Luckily my natural memory partially overcame such software updates. But for the hassle of a few minutes with moving blue bars telling me the up to the second status of my update, I was trying to remember what I had to say. Needless to say forgot my main point. Whatever was important has been lost.

Alas, I did have something of note to say about how Kojeve said that the human and its history had ended 207 years ago, but it was forgotten in the blip of a software update. I had something to say about being posthistorical.

But since I have forgotten my point, let me praise what is literally most important in my ears right now. For all Louis CK’s talk of Springsteen’s deep yelling from another faraway place in “Jungleland,” one still ought to experience the need to “Get a Grip” by NRBQ. In fact one ought to experience the entirety of the NRBQ album Scraps simply. Seeing this band live was truly an excellent experience in my life.

But I’ve been over this territory before in earlier posts.

“Are you ready . . . ” “Get a grip . . . ” “Do you feel it? . . . ” How could this Scraps album from the early ‘70s on Buddha Records not have a hit? How could this band with all their great albums and live shows in their entire history not have had one hit? I discovered them in the ‘80s, and I was such a fan that my hand and wrist literally made it into a Musician magazine piece on them (Aerosmith is on the cover, but NRBQ had an extended piece where in the photos you can see my hand!). I know this because a girlfriend at the time had given me a wrist “friendship bracelet,” and it is that particular bracelet and hand showing in the foreground of the band playing.

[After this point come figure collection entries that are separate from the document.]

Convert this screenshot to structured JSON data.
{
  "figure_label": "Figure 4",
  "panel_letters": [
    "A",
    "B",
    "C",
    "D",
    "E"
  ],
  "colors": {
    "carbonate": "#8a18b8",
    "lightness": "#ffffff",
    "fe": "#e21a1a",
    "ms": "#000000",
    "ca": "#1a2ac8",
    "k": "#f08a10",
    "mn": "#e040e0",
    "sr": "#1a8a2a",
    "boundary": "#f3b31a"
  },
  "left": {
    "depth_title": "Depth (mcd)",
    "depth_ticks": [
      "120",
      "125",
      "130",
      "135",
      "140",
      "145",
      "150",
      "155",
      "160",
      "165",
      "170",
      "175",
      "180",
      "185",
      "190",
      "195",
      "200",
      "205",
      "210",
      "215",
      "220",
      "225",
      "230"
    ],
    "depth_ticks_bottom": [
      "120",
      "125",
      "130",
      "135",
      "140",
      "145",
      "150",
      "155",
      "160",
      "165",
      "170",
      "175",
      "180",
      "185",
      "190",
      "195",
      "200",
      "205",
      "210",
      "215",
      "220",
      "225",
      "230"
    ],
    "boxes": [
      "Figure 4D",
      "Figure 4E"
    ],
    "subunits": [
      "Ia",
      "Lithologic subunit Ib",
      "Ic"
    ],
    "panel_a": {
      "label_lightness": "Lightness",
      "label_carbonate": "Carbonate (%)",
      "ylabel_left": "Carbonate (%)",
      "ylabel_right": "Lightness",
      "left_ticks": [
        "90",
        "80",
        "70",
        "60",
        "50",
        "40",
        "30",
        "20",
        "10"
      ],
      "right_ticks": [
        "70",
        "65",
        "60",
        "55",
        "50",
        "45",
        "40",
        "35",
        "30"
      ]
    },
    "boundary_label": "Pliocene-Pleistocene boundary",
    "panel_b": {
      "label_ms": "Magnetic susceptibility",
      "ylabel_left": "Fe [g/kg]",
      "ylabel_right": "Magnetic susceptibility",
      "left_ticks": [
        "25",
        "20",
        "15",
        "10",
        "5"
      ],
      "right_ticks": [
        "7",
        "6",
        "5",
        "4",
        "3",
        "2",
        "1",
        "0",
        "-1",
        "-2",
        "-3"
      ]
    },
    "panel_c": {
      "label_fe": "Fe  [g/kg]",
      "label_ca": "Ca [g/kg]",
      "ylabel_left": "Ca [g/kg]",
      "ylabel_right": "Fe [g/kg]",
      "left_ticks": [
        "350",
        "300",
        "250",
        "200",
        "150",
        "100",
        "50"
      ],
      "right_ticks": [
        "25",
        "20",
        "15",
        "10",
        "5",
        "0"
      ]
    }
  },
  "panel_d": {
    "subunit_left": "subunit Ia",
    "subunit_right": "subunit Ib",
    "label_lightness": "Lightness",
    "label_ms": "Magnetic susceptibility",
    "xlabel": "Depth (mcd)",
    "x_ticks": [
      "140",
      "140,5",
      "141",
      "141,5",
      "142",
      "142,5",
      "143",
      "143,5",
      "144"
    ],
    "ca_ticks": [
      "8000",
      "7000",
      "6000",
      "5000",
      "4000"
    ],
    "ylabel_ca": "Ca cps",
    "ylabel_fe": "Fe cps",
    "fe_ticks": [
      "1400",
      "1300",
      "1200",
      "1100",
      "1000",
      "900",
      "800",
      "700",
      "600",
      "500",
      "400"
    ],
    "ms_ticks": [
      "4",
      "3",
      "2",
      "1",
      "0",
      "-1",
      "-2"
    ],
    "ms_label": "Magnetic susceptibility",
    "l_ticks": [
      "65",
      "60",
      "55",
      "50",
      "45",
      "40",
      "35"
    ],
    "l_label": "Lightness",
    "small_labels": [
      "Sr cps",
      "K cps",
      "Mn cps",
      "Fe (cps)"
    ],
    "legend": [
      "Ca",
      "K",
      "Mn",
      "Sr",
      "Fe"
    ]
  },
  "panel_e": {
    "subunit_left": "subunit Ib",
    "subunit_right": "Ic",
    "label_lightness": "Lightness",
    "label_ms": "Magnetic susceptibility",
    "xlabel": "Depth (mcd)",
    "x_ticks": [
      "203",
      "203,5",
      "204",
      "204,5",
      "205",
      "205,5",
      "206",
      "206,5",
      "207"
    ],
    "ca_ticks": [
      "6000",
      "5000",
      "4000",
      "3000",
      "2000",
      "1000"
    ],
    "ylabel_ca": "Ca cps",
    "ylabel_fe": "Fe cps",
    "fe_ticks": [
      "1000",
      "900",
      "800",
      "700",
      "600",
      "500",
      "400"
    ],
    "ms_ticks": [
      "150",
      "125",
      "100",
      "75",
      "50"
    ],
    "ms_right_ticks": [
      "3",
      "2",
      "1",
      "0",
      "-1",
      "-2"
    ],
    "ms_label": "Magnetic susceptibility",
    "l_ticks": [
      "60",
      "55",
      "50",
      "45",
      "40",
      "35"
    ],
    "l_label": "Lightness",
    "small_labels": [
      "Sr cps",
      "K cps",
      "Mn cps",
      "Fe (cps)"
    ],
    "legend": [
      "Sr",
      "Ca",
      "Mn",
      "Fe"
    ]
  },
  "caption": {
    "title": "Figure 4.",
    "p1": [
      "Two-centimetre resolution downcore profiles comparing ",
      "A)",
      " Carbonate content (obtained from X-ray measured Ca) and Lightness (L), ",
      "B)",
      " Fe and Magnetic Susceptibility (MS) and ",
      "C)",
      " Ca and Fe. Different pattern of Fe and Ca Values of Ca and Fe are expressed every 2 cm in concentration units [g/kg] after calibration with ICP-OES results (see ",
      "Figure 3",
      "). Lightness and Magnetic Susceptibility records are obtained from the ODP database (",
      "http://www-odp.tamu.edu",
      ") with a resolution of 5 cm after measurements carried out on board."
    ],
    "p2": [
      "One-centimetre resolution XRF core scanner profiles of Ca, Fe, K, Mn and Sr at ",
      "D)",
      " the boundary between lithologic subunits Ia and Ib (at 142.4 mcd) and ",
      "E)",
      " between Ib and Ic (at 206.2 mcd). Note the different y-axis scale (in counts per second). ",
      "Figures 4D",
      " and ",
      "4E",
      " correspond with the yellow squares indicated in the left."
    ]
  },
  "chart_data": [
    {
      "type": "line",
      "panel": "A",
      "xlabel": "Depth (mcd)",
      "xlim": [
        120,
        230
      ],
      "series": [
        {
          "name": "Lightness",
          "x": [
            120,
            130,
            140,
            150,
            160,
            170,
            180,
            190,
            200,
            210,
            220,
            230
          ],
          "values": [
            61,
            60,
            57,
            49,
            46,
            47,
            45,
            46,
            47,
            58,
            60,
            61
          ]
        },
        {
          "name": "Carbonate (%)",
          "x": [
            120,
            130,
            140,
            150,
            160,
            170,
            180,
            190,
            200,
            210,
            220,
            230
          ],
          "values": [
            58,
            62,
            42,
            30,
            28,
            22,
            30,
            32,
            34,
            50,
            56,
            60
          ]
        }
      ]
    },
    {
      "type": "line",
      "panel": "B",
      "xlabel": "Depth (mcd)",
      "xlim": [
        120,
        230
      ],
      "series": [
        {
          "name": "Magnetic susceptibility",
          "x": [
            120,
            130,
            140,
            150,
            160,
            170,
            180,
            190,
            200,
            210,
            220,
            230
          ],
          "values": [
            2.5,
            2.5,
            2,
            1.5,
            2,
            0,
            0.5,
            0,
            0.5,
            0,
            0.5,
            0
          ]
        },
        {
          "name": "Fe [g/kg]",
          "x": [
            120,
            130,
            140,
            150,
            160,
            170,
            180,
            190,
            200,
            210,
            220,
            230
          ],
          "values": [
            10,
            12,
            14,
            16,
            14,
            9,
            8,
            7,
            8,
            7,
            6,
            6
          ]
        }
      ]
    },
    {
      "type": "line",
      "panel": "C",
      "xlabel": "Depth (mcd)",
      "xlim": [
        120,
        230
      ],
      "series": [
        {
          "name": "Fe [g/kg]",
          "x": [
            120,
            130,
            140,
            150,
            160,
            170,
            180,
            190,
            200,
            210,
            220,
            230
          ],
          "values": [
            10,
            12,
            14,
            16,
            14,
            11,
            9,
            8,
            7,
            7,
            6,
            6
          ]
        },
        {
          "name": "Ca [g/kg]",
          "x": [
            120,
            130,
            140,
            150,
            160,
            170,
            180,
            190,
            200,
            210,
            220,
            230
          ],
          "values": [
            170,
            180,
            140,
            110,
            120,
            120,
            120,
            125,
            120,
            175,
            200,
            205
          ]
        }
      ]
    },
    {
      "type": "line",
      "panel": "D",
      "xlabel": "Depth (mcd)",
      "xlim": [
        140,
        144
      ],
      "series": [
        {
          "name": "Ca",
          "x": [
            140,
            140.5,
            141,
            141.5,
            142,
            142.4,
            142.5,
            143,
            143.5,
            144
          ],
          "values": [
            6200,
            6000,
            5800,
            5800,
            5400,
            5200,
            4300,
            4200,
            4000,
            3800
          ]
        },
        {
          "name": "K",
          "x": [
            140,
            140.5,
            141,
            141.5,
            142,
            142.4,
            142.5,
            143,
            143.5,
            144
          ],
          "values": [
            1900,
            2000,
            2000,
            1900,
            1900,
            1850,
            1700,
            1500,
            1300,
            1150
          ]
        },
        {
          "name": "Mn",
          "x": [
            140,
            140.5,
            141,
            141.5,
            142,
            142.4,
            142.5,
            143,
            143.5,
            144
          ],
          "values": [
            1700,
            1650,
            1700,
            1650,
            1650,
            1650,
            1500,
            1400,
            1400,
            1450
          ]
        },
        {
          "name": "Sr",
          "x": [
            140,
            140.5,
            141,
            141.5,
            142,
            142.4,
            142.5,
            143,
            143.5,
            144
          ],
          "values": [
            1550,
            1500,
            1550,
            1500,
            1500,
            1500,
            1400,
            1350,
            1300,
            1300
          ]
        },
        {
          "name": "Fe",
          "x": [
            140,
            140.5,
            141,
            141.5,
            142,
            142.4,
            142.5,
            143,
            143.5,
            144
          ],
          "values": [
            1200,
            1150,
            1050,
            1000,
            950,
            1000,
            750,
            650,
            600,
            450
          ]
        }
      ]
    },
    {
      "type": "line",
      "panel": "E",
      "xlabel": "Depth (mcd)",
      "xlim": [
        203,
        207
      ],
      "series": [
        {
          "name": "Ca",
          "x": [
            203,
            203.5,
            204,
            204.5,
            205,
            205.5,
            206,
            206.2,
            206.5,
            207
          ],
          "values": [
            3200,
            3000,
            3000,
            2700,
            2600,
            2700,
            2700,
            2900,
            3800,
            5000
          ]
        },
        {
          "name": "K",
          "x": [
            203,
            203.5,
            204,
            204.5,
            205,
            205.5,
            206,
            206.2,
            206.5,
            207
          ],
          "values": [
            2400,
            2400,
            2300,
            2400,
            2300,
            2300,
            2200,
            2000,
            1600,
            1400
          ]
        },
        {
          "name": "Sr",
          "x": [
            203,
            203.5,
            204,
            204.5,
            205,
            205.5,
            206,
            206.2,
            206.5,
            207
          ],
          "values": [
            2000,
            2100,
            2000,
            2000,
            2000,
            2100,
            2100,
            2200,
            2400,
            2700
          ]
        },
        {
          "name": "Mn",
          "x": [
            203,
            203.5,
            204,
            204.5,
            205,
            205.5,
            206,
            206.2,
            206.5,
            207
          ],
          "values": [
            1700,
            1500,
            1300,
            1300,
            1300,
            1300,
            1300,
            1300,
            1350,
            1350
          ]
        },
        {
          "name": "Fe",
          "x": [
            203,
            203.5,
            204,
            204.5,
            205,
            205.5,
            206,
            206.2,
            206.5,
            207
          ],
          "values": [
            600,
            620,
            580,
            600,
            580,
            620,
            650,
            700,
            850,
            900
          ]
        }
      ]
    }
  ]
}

So my hand in photography of Musician magazine must be the inscription left on a time where passion met words, but in which such words did not meet evident deeds. Needless to day I was adrift in doing nothing at the time. And one thing to say for NRBQ is that they excluded themselves from the movements—political and social—that defined their era. Like Peter Lawler’s description of Johnny Carson’s shyness, NRBQ could make good rock ‘n roll without having to put themselves on the line. Usually their songs contained wry observations of the laughable contradictions that good and ordinary Americans often find themselves in.

But then again Terry Adams could sing , “I feel so good, I want you to feel good too.” He meant it too.